Let's use WSO2 Developer Studio to edit a new application in the same way you did using Codenvy in a previous tutorial.

Important: If you are using Developer Studio via the P2 zip file, the Online P2 Repository, or the Eclipse Market Place instead of the complete installation distribution, you need to update your Egit plugin before you use the App Factory tooling feature. To update your Egit plugin, go to http://download.eclipse.org/egit/updates/ via Eclipse.

  1. Log in to the App Factory and create a new application (e.g., TestApplication).

  2. Install WSO2 Developer Studio in your environment. For instructions, see Installation.  
  3. Open the Developer Studio console, select the dashboard and click Switch to App Cloud / App Factory perspective.

  4. Click the Login icon, choose to log in to the App Factory and give the same credentials that you used to log in to the App Factory.  

    Tip: If you registered more than one organization with your credentials, you will be prompted to select an organization after logging in.

  5. The App Factory perspective opens. Note the following:

    • Your application's key (auto generated when creating the application in the App Factory) appears under the Applications List in the upper right-hand corner. If required, click Refresh to update the list of applications.
    • Details of the currently selected application appear in the lower right-hand corner
    • Build console appears in the lower center

    Let's check out your code and modify it.
  6. Right click on your application and click Open. The available branches of the application appear under it. As you use a new application in this example, it only shows the main branch.
  7. Right-click on the main branch (or any other branch, if any) and click Check Out and Import. The application opens in the Project Explorer.

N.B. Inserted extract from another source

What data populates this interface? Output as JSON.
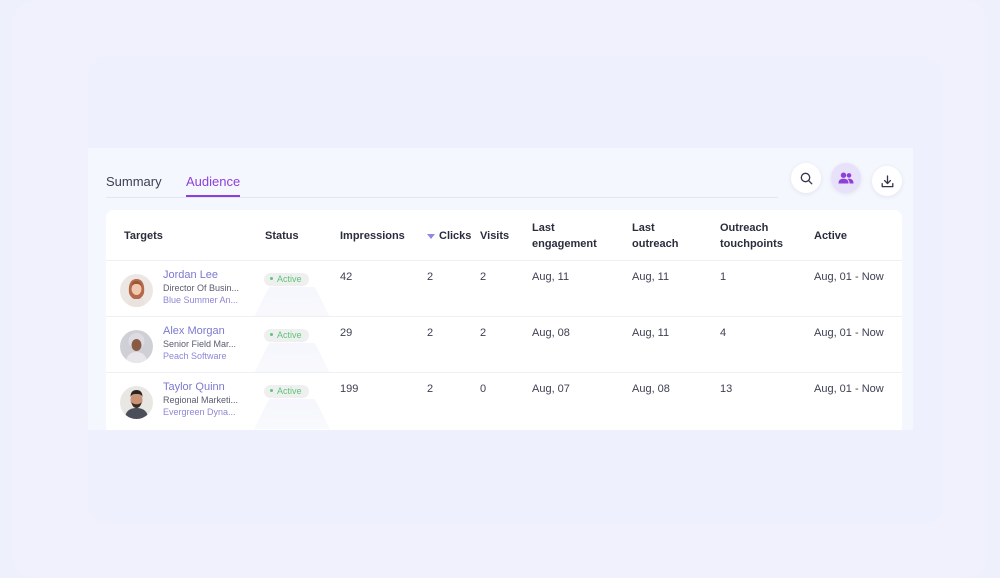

    If you get an error saying that the Maven application directory is not specified, it is because you have not defined <M2_HOME> system variable to point to your Maven installation directory. You can opt to ignore the error as the projects get imported into your workspace anyway, without the Maven dependencies being resolved.

    Tip: To check out the code as a background process, right click the branch you want to work with and click Check Out. Then, right click the branch again and click Import to workspace

  8. Do the required modifications to the source code using the Developer Studio editor and Save the file.
    For example, let's open the index.jsp file and change the heading of the output to "Hello cloud user" and the name of the button to "Click here".
     

  9. Right click on the project in the Project Explorer and click Team > Commit. If prompted for credentials, give your Git credentials, which are the same ones that you used to log in to the App Factory.

     
  10. Enter a commit message, select the files you want to commit and click Commit and Push. This will add the changes you did in Developer Studio to the files in the remote repository.
  11. Right click on the project from application list view and click Deploy.

    Tip: You can build your code using the Developer Studio to see if there are no build issues, but it does not affect the builds in the App Factory. You must build, deploy and launch your application from the App Factory's UI.

  12.  Note the build logs that that appear in the console at the bottom of the window.

    Tip: To view the latest build logs for a different branch, right click on the branch in the application list view and click Build Logs.

  13.  If the build is successful, come back to the App Factory console, open the application and click its Repos & Builds page. Then build, deploy and launch the application using the relevant buttons.

  14. Note the changes you added shown in the launched application.